The Wood River Land Trust closed out 2006 with a bang.
In the span of two weeks, the Hailey-based organization secured 80 acres of property in a land swap with the Idaho Department of Lands and 131 acres in a donation from Joyce Pearson.
"This is the biggest conservation donation we have ever received," land trust Executive Director Scott Boettger said Friday about Pearson's property.
Two weeks earlier, Boettger said a land swap agreement with the Department of Lands was "absolutely the biggest thing we've ever done." That swap will permanently preserve a half-mile of riverfront property along the Big Wood River at the base of Della Mountain in western Hailey.
"The 80-acre property was going to be the biggest, but this is much bigger," Boettger said.
The 131-acre parcel donated by Pearson is located in the southern Bellevue Triangle, just north of U.S. Highway 20 and east of state Highway 75 near Timmerman Junction.
"This isn't just about access and recreational amenities. This is a working piece of property," Boettger said.
He said the property will permanently protect wetlands including two streams that are the headwaters of Willow Creek, which is a major tributary of the lower stretch of the Big Wood River north of Magic Reservoir. The land is a nesting area for sandhill cranes and an array of ducks and is surrounded by farmland.
Since 1994, the land trust has been committed to conserving, restoring and protecting open space, environmentally sensitive areas and wildlife habitat in the Wood River Valley.
"We hope this sets a precedence for a preserve type of cultural landscape down there," Boettger said. "The old adage that development begets development is true.

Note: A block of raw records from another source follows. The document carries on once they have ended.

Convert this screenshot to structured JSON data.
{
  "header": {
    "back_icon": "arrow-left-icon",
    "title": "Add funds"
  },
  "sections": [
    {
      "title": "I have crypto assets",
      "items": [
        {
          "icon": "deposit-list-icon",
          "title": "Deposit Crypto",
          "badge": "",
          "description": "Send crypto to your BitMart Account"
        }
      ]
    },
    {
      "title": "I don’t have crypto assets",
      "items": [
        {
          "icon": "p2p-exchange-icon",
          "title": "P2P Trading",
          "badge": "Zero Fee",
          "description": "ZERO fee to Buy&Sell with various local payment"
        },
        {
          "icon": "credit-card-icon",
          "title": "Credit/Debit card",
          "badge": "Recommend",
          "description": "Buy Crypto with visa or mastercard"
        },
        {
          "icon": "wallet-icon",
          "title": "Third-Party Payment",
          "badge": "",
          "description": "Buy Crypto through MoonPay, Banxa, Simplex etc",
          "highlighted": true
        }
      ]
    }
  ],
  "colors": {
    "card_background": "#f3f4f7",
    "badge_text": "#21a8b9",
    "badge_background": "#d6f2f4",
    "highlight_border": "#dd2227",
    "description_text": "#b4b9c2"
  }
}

On the other hand, conservation begets conservation."
The property is located within the sending area of Blaine County's new transfer of development rights program. The program, which is one component of the 2025 plan, aspires to limit development in the southern, rural, and environmentally sensitive areas of the county while encouraging it closer to the cities. Landowners in the transfer of development rights sending areas can sell their development rights to developers in the receiving area, closer to Bellevue in the northern tip of the Triangle.
"Properties like (Pearson's) have long been identified for their exceptional wildlife, scenic and cultural resources," Boettger said. "The challenge has always been—and has recently intensified—how to create incentives for landowners to protect the resources.
"This is an opportunity for us to show how the transfer of development rights program can work while protecting resources."
Boettger added that he hopes to use the proceeds from the sale of the development rights to further protect other properties in the area.
The land trust will begin drafting a management plan for the parcel. The plan could include leasing the land for agricultural use or developing a community garden operation.
"We don't know yet," Boettger said. "Think big, dream big."